The audience was his canvas. His intrinsic ability to wield words was his brushes. His inherent modish sophistication tempered with just the right amounts of ennui, indifference, and silliness were his paint. When brought together Cole Porter was not only the life of the party, but also a keen observer of mankind. That is why his lyrics still resonate today. When examined, they have that joie de vivre that so often is illusive. Perhaps that’s why he’s such an encapsulation of the Bright, Young Things, for surely in a few stanzas, he was able to capture his kinsmen and women for posterity.

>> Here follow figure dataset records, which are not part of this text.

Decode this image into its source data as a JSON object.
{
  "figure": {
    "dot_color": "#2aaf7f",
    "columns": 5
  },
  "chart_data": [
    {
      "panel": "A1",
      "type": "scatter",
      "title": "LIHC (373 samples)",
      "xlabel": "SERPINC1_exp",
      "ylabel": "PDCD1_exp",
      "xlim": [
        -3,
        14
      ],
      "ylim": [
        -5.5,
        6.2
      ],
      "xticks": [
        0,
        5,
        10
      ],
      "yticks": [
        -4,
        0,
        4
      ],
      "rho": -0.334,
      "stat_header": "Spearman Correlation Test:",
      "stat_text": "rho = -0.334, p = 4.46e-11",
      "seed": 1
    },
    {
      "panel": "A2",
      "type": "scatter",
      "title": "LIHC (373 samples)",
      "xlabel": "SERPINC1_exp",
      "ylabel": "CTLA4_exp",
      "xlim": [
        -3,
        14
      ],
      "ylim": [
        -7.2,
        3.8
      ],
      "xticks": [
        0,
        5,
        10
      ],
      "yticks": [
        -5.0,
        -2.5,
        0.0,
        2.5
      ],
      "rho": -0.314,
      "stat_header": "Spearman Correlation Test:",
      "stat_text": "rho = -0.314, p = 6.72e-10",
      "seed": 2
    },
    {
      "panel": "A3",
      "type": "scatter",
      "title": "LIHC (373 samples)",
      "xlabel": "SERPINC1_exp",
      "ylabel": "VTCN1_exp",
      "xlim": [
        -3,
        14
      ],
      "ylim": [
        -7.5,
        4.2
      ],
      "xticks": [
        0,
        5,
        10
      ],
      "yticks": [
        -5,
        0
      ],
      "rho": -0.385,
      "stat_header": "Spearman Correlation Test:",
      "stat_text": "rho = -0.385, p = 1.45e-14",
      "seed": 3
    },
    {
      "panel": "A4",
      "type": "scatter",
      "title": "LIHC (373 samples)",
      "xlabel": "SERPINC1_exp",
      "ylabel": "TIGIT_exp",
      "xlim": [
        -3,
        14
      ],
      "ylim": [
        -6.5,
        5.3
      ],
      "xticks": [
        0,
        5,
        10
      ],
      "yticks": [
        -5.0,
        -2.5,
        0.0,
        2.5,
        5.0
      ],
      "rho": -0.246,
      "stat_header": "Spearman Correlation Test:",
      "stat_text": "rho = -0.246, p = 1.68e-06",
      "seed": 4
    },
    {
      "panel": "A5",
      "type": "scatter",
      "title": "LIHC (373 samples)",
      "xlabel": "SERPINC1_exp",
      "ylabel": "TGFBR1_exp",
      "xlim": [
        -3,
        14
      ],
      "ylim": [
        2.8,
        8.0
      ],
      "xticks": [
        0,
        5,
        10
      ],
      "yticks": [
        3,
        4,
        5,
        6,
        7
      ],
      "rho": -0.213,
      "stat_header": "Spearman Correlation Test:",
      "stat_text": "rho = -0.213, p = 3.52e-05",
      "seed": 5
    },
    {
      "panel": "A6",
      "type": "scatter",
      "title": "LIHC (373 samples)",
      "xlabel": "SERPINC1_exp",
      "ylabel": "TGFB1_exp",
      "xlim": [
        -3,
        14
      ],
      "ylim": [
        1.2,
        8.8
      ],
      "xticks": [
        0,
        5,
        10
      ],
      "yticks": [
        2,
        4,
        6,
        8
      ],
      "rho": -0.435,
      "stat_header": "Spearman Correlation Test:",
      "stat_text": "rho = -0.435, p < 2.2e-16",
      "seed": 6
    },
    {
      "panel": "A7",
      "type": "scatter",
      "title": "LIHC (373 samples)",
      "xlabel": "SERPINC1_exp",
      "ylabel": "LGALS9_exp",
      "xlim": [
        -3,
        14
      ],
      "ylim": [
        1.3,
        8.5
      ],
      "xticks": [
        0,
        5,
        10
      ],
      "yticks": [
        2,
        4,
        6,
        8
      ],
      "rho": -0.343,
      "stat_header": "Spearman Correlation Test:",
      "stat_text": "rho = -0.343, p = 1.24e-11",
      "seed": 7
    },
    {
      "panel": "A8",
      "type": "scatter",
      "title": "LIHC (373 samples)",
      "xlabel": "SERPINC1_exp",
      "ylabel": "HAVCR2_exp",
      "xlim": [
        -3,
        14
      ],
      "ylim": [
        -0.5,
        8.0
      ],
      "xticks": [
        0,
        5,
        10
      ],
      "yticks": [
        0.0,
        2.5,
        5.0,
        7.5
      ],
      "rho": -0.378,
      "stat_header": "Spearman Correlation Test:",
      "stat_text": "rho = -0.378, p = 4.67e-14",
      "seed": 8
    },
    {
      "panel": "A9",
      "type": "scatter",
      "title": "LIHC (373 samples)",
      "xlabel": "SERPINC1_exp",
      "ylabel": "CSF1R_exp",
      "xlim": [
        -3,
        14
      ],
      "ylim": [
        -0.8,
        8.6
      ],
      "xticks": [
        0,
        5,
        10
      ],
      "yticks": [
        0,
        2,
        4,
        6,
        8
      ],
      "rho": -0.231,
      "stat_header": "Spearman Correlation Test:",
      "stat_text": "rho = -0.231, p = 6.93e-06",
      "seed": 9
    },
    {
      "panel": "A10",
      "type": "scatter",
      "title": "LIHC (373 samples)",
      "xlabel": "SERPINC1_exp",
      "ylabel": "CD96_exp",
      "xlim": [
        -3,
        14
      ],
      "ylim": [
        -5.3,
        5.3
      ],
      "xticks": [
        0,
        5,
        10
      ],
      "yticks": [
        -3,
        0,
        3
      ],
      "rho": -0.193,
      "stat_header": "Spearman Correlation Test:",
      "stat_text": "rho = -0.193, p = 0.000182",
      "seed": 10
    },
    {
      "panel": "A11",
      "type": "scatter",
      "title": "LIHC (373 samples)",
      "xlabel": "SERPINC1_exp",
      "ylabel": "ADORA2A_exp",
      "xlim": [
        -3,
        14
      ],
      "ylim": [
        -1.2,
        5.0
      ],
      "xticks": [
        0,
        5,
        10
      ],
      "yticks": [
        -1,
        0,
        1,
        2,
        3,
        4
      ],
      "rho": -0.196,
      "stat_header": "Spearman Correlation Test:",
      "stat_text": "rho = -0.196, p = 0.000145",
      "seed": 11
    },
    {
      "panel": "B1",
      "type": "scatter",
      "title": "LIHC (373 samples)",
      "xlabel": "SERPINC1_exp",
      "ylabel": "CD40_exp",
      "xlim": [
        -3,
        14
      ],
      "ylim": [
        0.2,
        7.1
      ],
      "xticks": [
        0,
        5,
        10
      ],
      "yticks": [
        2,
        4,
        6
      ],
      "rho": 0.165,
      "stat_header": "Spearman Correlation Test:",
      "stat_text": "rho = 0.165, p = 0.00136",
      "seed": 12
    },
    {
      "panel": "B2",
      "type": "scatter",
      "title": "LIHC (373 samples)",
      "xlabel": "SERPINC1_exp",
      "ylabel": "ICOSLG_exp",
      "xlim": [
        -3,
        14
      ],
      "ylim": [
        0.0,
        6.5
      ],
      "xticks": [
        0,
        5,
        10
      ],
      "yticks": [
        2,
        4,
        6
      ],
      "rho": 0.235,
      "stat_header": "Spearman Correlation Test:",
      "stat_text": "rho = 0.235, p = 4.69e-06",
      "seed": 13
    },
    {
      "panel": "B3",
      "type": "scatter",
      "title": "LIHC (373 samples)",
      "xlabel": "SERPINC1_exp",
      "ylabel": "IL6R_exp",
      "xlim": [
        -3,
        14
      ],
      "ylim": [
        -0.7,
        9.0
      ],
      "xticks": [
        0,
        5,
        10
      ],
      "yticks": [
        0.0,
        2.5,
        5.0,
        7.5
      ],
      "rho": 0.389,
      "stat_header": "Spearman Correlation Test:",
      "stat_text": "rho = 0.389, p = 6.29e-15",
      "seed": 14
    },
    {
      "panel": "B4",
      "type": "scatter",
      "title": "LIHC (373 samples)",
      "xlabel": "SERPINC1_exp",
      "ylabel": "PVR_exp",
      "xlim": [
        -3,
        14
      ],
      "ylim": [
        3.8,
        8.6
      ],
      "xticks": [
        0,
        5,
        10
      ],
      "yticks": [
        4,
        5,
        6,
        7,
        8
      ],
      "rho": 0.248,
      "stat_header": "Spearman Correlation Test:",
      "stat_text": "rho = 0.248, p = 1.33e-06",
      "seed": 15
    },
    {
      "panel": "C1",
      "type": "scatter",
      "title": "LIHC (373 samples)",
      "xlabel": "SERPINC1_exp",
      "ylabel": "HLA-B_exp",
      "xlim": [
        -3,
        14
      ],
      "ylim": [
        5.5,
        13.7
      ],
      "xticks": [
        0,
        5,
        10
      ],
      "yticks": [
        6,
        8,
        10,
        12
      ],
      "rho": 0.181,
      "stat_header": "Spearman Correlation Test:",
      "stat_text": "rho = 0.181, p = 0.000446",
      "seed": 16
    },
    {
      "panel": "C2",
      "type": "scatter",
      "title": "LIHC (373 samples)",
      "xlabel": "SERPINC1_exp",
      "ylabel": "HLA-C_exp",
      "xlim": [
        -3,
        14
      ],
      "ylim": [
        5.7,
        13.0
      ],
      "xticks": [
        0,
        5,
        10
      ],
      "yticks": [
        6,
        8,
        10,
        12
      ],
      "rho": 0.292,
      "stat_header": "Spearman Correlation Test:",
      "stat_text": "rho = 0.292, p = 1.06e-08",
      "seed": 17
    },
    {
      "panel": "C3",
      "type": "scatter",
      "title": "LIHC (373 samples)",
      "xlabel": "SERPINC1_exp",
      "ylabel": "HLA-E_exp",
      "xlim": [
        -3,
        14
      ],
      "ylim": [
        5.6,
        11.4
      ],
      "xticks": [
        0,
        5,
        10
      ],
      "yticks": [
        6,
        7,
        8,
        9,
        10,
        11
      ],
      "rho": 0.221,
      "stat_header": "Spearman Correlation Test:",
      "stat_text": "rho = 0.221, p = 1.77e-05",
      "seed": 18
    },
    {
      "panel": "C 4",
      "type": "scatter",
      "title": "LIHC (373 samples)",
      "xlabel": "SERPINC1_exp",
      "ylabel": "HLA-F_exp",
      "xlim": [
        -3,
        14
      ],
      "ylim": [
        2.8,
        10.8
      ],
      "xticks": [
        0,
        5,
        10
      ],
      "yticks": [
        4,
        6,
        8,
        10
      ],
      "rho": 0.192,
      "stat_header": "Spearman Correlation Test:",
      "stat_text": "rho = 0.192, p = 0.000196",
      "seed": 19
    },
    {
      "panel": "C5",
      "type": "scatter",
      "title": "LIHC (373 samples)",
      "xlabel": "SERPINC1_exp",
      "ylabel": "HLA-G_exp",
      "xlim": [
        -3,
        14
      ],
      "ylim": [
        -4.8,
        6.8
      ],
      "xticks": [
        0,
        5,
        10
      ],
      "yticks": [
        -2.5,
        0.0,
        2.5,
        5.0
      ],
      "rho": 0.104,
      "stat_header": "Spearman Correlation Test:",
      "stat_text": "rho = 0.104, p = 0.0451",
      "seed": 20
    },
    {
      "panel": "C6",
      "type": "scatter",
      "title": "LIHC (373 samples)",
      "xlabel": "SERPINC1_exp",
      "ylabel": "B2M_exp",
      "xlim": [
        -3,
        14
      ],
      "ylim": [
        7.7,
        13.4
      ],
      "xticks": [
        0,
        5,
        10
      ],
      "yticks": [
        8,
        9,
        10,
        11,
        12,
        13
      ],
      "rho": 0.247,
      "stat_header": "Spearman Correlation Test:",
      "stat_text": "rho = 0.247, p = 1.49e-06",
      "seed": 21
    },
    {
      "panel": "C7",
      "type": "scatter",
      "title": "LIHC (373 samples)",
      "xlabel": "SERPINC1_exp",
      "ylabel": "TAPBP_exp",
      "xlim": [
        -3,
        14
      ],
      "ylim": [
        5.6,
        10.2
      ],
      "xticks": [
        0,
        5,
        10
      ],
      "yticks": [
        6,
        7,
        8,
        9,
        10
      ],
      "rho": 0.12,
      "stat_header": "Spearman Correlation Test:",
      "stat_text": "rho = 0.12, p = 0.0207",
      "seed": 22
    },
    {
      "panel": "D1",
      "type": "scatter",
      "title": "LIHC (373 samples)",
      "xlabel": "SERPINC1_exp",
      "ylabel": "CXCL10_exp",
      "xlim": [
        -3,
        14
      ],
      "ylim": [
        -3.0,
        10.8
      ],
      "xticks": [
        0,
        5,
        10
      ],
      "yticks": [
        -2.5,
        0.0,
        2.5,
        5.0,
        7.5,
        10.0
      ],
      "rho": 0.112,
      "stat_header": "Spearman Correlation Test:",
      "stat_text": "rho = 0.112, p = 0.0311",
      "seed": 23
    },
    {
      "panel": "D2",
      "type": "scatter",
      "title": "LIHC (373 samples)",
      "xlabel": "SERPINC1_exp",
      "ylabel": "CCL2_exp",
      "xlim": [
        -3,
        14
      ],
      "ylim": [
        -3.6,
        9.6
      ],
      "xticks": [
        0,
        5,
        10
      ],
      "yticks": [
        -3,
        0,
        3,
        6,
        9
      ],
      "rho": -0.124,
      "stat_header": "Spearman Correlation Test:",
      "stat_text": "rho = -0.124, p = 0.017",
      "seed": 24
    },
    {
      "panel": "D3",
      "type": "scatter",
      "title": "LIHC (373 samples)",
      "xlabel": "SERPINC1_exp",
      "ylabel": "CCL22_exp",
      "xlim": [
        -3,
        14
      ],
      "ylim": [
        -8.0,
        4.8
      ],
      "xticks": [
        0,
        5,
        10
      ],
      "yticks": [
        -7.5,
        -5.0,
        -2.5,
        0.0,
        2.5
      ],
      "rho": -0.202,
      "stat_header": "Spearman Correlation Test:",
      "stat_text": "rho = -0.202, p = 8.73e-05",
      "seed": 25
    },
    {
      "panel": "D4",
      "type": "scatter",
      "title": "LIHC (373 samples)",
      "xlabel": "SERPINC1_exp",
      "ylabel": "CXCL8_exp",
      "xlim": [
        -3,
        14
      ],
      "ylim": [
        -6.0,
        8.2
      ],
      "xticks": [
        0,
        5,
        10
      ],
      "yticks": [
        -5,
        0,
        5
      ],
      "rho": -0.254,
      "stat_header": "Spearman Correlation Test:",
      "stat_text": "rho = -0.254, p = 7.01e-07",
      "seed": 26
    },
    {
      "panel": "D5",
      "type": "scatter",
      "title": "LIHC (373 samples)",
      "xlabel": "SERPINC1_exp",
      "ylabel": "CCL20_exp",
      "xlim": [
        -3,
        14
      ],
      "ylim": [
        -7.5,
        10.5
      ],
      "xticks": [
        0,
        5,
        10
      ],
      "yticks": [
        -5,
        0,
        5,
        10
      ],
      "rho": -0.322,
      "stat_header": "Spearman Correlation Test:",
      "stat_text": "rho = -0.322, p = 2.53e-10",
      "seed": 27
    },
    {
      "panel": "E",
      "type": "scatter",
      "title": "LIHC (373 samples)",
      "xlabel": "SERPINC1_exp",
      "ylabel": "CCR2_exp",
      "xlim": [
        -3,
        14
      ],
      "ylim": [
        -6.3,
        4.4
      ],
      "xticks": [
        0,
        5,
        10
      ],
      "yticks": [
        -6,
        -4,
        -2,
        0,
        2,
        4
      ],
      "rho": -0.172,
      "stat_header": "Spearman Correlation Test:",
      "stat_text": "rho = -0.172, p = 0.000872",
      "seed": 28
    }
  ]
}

Picking only one lyric from Porter is almost impossible for me because he has such a panoply of them. However I chose one from Let’s Misbehave because it is a good cross-sectional of the spirit of the crowd with which he ran.
I hope this post was a diverting, enjoyable one for you. Maybe it has made you curious about some of these people. Perhaps it only makes you want to watch Midnight in Paris (which I encourage you to do). Maybe you just had a little chuckle or two. Whichever it is, I hope you have reach the end here happier than when you started.